Il concetto chiave ribadito dal prefetto di Bologna è che l’accusa lanciatagli contro da Lepore è profondamente non corretta: di tutto l’iter descritto oggi nell’intervista al “Corriere”, Visconti ritiene che ogni passaggio sia stato comunicato e documentato al Comune di Bologna. Lepore in sostanza «era perfettamente a conoscenza» che appena dopo il Comitato il prefetto stesso si è recato da lui per rassicurarlo circa la gestione organizzata di tutte le prevenzioni con le forze di polizia. Anche sull’accusa di Lepore per la presunta indicazione giunta dal Ministero degli Interni per consentire il corteo di CasaPound in centro, Visconti smentisce la narrazione fatta dal sindaco Pd: «non è giunta alcuna indicazione in ordine allo svolgimento dell’evento o alle modalità di gestione da parte del ministero dell’Interno o da chiunque altro».



Ogni valutazione è stata presa con l’orizzonte della pubblica sicurezza ed è oltremodo falso, tanto il divieto iniziale quanto il via libera finale del Viminale gestito dal Ministro Piantedosi: da ultimo, Visconti smentisce quanto visto in un video divenuto virale sulla presunta indicazione dei militanti di destra ai dirigenti della Polizia per svolgere determinate indicazioni contro gli antagonisti. La Questura di Bologna già ieri aveva smentito del tutto il fatto, mentre il dialogo tra i militanti e i funzionari del Questore «rientrano nella normalità di ogni manifestazione» per garantire un pacifico svolgimento. Il tema chiave, conclude poi il prefetto Visconti, è chi abbia alla fine realmente provocato quegli scontri in grado poi da accendere la polemica tra Lepore e il Governo Meloni: secondo il funzionario non v’è dubbio, e già lo aveva spiegato durante il weekend, sono gli antagonisti e anarchici ad aver causato gli incidenti con le loro contromanifestazioni. Le bombe carta, le spranghe e le pietre lanciate contro i poliziotti stanno lì a dimostrarlo: quello che spiace, per il prefetto, è che il sindaco abbia detto che il Comitato aveva vietato il corteo inizialmente (e che poi il Viminale abbia levato quel divietò), «Sono ricostruzioni infondate che hanno trascinato la Prefettura di Bologna e le forze di polizia in una polemica del tutto infondata».

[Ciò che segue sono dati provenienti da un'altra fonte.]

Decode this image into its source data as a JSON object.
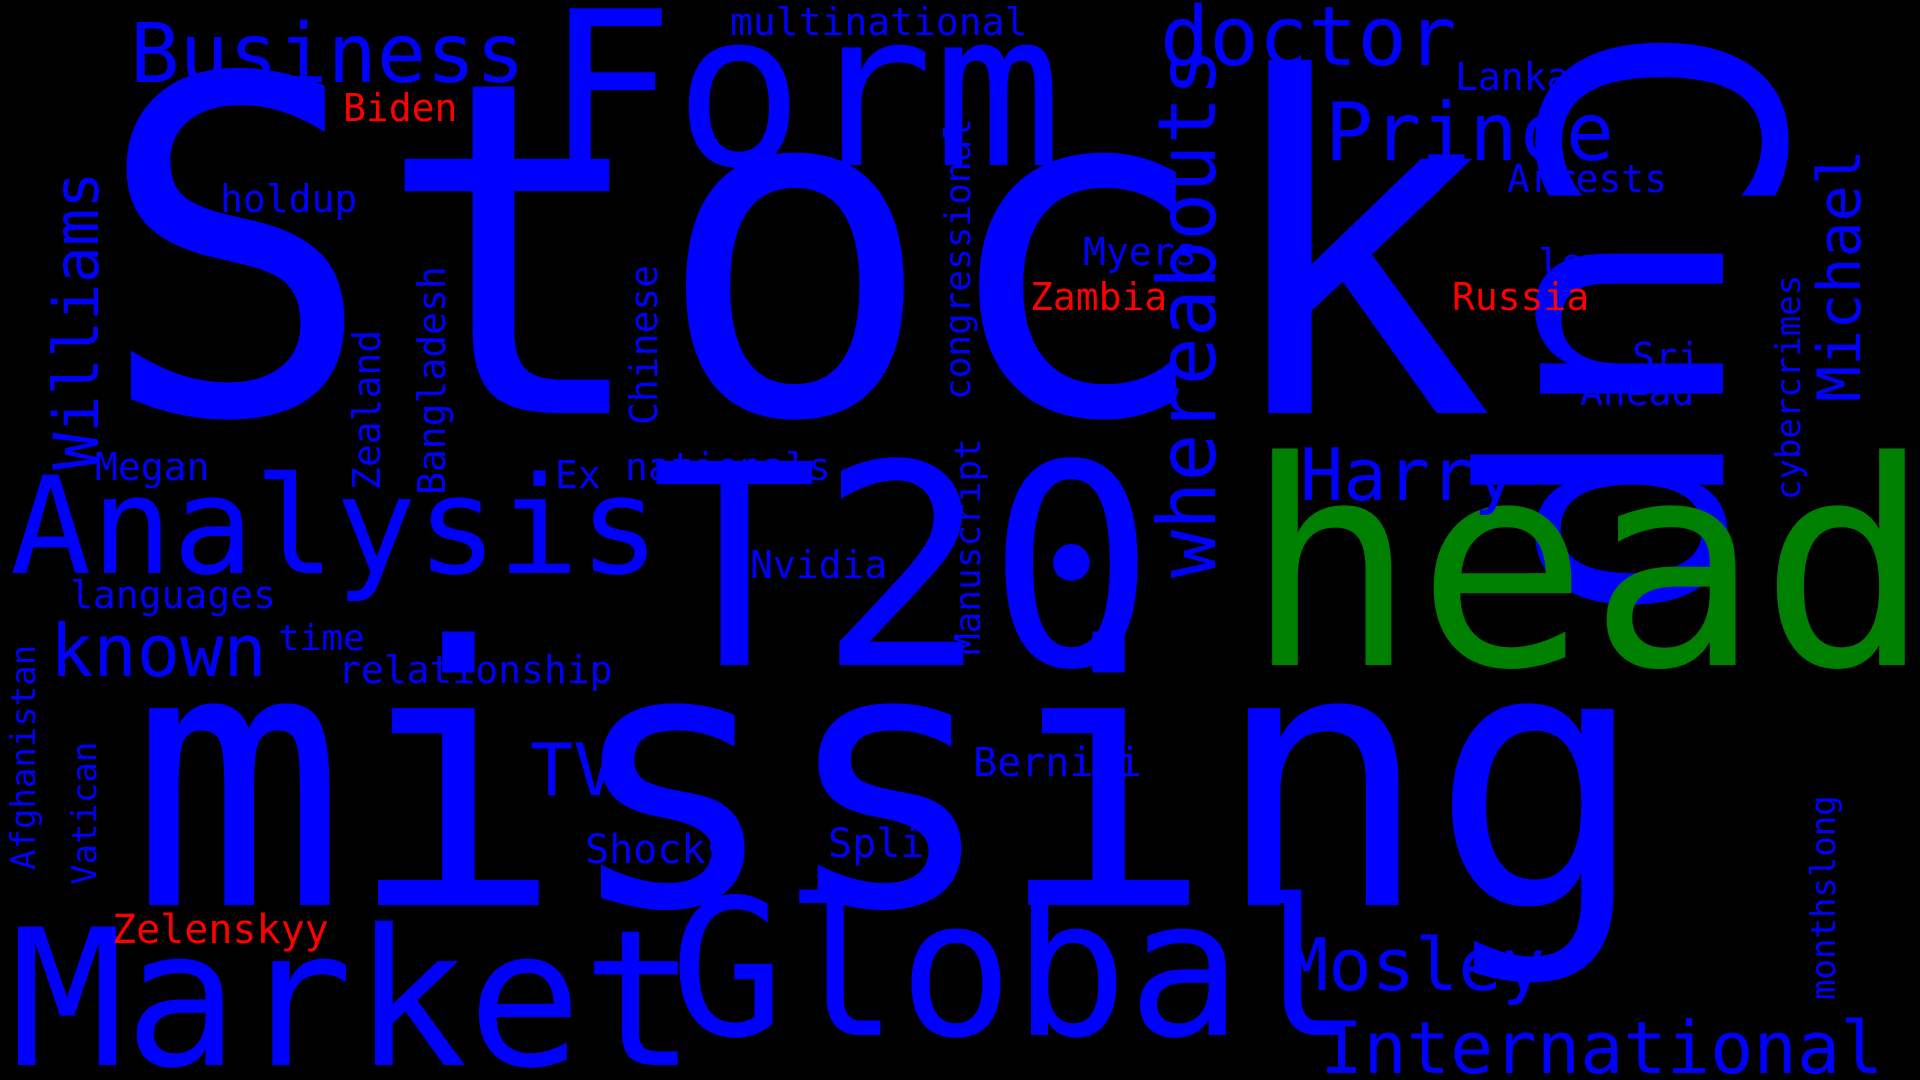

Al netto delle considerazioni sulla presenza della vicesindaco di Bologna Emily Clancy all’interno del corteo da cui si è poi staccato il gruppo di antagonisti antifascisti che ha attaccato gli agenti, resta la polemica politica tra il Comune e il Governo: collegata lunedì al comizio finale di Elena Ugolini con gli altri leader del Centrodestra per le Regionali, la Premier Giorgia Meloni ha accusato il sindaco di avere una doppia faccia in pubblico e privato, «Perché io diffido di chi in privato mi chiede cortesemente collaborazione e invece a favore di telecamera mi accusa di essere una picchiatrice fascista». Il pericolo del ritorno fascista, ha concluso Meloni, «arriva sempre insieme alle elezioni» ma i cittadini non sono stupidi e «hanno capito il gioco della sinistra». Replica diretta arriva poi da Matteo Lepore in una nota dove spiega che l’ordine pubblico non andava gestito come nello scorso weekend, dando colpa al Viminale. E sulla Presidente del Consiglio aggiunge: «Meloni non scambi le richieste di collaborazione per l’alluvione con l’obbedienza al capo».